Далее... (сборник)
Шрифт:
Дуню и Исака я любил, и они мне, кажется, платили той же монетой. Однажды я, помнится, забежал с улицы весь в поту, и канторша стала ворчать, что как раз когда будет нужда во мне, я буду сипеть, как бревно, что я забываю, что у меня есть хозяин, что мне платят деньги за это и кормят меня за это… Дуня подошла к матери, и губы у нее были белые, как папиросная бумага.
— Мама, что это за разговоры? Говоришь, как если бы кормила гуся…
А Исака я тогда впервые в доме Довида Зильбермана услышал разговаривающим таким громким голосом:
— Вот это они умеют… кормить… держать в клетке… и зарезать!
Младшая дочь Довида Зильбермана Таша была высокая и дебелая, с гладким круглым лицом, большой грудью и широким задом. Она никогда не сидела без скамеечки под ногами
Но вот такая, с грузным телом и грузными ногами, Таша все-таки ни на секунду не оставалась без дела. Она или круглила себе ногти маленькой пилкой, старательно отмачивала их в блюдце с теплой водой, красила красной щеточкой; или строчила на швейной машинке сверхъестественно огромный лифчик; или весь день варила варенье, фаршировала перцы, пекла баклажаны, стояла среди, может быть, тысячи банок и баночек, которые надо было перевязать белыми тряпочками, плотно накрыть крышками, чтобы потом, уезжая, можно было взять их домой и иметь там целую зиму чем заморить червячка.

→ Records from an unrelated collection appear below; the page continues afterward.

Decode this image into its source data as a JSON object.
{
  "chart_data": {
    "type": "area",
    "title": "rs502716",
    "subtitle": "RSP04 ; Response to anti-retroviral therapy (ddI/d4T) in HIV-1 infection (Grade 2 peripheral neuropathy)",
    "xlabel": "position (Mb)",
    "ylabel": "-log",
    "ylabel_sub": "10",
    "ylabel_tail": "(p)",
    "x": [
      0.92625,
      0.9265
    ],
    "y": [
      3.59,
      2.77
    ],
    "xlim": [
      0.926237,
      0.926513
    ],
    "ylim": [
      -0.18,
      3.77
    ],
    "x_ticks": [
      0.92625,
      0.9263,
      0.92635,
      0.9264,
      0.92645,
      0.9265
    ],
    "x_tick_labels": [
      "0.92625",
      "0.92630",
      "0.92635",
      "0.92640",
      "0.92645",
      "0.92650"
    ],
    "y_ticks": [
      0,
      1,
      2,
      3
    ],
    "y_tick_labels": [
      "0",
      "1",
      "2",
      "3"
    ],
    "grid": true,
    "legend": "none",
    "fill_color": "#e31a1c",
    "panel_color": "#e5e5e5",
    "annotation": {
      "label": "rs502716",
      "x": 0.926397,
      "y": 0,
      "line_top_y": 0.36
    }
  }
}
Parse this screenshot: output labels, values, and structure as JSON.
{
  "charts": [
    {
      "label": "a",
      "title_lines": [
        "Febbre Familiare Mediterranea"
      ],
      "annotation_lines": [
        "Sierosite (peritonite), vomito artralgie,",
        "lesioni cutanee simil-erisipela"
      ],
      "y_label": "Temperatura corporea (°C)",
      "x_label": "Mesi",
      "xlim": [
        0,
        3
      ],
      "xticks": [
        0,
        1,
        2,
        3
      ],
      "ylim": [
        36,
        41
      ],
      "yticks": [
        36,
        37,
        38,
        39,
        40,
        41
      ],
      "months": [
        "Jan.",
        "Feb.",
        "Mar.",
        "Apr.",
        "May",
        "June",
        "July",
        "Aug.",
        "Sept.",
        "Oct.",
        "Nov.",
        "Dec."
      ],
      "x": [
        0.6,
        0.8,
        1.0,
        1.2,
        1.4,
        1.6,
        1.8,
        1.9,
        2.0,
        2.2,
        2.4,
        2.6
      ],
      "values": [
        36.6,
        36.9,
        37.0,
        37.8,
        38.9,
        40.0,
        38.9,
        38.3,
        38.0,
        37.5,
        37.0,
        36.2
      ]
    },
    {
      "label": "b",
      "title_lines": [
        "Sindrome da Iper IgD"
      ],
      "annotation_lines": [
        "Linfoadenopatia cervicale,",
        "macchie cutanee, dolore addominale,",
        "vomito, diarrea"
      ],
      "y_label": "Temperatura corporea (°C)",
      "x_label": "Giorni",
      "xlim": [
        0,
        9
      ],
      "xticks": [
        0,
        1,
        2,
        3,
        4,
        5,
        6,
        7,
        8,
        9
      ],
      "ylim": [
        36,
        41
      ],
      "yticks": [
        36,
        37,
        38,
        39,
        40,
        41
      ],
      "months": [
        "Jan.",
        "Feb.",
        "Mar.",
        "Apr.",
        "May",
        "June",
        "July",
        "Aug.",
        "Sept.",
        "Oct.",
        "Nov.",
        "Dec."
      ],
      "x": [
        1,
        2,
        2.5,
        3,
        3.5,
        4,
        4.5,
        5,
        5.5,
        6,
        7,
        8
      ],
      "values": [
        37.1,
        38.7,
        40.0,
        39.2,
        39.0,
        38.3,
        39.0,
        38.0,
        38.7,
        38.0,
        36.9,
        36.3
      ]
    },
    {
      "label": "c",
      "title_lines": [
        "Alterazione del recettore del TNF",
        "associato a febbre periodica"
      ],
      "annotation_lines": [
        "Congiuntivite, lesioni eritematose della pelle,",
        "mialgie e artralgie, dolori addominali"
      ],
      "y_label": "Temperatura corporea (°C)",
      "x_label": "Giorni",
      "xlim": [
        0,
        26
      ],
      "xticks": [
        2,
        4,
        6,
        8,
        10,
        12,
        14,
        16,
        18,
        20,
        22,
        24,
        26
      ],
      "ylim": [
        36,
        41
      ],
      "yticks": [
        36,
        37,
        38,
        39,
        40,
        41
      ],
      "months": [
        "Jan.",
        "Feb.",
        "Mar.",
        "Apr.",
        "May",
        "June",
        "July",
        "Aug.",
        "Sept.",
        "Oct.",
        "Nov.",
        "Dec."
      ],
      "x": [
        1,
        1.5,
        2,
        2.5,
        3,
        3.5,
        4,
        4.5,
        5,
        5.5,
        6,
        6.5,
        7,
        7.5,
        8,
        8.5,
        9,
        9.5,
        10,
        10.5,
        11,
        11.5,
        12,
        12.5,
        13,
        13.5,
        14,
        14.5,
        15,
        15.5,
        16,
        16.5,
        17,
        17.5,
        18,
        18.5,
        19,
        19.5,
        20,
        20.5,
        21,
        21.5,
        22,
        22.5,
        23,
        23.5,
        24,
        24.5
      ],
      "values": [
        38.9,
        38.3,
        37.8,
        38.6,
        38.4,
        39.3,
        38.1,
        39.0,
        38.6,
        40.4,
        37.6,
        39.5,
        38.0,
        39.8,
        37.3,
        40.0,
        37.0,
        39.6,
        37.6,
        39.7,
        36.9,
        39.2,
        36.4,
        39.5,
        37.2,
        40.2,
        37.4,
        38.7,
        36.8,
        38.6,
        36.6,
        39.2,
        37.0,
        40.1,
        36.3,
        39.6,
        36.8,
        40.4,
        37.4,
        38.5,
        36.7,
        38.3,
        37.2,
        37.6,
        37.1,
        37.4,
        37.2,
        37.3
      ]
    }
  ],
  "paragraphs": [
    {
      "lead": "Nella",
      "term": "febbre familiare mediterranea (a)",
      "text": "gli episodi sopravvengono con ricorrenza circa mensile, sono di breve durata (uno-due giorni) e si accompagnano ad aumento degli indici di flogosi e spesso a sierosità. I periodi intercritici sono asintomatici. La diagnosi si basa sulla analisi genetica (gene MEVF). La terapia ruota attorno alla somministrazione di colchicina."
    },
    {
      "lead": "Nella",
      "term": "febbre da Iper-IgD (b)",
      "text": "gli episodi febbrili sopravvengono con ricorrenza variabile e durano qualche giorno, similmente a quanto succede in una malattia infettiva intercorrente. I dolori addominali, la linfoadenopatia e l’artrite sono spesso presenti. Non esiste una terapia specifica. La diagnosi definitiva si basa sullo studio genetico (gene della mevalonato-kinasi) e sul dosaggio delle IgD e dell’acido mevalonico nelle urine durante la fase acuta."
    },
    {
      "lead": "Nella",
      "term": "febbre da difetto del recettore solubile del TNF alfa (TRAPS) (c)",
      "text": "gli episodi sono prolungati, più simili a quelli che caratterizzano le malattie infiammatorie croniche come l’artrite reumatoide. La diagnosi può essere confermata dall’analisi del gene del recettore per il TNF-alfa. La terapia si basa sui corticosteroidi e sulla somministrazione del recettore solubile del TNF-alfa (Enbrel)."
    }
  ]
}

Ташиного мужа, такого же высокого и дебелого, как Таша, звали Марчел. Жили они, как я слышал, где-то далеко, в Румынии, возле самого города Плоешти, где Марчел был вроде подрядчиком. Он ходил в доме Довида Зильбермана в шелковой пижаме, постоянно носил вдавленное в глаз стеклышко, ступал широко и важно, несколько длинных волосинок начесывал на блестящую лысинку и выглядел каким-то министром. По-еврейски он говорил с твердым, чужим акцентом, вместо «эфшер» [21] произносил «эшфер» — можно было зубы сломать таким идишем. Весь день он держался возле Таши, либо суетился вокруг нее в кухне, среди банок и баночек, либо стоял рядом с ней и гладил ей руки, либо сразу же после обеда оба уходили в свою «спальню» и не выходили уже оттуда до самого утра.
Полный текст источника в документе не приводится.